Algerian premier Abdelmalek Sellal resigned Thursday to head the re-election campaign of President Abdelaziz Bouteflika who is expected to secure a fourth term next month despite serious health concerns. Sellal, 65, is a technocrat with no party affiliations but extensive political experience, having been closely involved in the presidential election campaigns in 2004 and 2009 that returned Bouteflika to power.
He faces a challenge, with many critics charging that the 77-year-old president, hospitalised for three months in Paris last year after suffering a mini stroke and rarely seen in public, is in no fit state to run the country. Televised images of him that have emerged show a frail Bouteflika invariably always seated and barely audible. In power since 1999, he has spoken in public only once in the past two years, when he registered his candidacy last week for the April 17 election.

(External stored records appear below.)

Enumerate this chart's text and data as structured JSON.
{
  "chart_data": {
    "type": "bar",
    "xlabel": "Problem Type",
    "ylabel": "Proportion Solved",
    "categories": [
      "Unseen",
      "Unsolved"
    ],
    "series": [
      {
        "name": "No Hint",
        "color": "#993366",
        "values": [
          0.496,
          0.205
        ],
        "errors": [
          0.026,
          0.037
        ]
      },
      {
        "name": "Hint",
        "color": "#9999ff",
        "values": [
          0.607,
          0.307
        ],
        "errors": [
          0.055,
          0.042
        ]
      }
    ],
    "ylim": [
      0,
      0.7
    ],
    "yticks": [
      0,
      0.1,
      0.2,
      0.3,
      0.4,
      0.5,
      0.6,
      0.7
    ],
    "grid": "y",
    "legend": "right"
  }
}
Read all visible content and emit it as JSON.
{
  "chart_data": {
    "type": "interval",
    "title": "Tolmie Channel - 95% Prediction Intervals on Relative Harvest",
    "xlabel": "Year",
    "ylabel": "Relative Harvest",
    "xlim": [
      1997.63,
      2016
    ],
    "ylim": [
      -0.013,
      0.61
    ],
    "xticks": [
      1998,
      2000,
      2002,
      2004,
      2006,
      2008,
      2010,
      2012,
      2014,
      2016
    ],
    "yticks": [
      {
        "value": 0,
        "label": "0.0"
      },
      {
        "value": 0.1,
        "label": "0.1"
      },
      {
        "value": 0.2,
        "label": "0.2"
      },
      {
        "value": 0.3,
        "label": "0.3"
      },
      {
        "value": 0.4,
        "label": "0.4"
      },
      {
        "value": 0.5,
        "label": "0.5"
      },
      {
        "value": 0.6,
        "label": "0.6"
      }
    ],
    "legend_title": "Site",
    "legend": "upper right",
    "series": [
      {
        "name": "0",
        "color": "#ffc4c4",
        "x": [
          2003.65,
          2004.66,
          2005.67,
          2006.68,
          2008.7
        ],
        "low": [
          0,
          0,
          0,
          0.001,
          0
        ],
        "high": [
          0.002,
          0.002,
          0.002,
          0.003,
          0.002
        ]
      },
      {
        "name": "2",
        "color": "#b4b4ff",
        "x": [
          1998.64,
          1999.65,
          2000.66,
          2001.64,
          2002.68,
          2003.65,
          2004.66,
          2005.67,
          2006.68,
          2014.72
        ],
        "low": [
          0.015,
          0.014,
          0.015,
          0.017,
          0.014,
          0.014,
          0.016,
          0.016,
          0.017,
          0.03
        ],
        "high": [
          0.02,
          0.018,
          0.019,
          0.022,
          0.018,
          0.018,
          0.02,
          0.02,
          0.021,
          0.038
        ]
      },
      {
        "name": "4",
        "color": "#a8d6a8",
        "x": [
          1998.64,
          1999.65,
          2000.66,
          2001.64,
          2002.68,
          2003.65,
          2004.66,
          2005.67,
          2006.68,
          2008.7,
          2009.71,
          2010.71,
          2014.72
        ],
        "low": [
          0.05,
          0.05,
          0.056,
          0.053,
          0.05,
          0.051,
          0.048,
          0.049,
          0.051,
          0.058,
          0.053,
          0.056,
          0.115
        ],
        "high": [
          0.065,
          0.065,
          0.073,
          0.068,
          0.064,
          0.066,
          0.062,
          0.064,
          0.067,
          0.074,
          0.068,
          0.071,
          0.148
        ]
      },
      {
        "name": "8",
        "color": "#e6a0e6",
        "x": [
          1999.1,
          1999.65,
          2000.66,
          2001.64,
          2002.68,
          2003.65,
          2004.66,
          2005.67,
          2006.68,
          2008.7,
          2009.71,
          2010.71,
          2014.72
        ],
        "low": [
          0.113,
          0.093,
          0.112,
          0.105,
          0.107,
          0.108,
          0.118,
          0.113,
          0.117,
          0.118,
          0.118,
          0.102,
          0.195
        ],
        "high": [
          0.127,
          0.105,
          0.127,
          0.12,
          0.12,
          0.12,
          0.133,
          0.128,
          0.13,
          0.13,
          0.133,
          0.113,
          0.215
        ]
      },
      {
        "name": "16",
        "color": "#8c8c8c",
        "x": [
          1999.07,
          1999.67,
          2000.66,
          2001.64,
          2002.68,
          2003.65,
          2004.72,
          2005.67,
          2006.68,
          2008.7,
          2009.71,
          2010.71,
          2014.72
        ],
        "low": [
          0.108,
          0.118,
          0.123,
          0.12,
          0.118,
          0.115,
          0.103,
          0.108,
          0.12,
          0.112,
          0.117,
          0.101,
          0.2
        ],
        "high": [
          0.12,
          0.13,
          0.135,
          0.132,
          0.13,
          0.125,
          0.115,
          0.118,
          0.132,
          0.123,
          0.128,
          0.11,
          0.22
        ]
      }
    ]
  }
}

Sellal must also confront charges from the opposition that Bouteflika's decision to seek a fourth term makes the election a foregone conclusion, with dozens of opposition candidates having already dropped out of the race, citing expectations of fraud. Around 40 demonstrators were arrested in Algiers last week during a protest organised by Barakat, a new movement calling for a change of leadership.
The outgoing prime minister has already spent much of the past year travelling around the country defending the president's track record. He is the only prime minister under Bouteflika to have commented on his medical condition, a highly sensitive issue. Last month, when he first announced the president's decision to contest the election, Sellal insisted that Bouteflika was "in good health" and had "the intellectual capacity and vision needed" to perform his duties.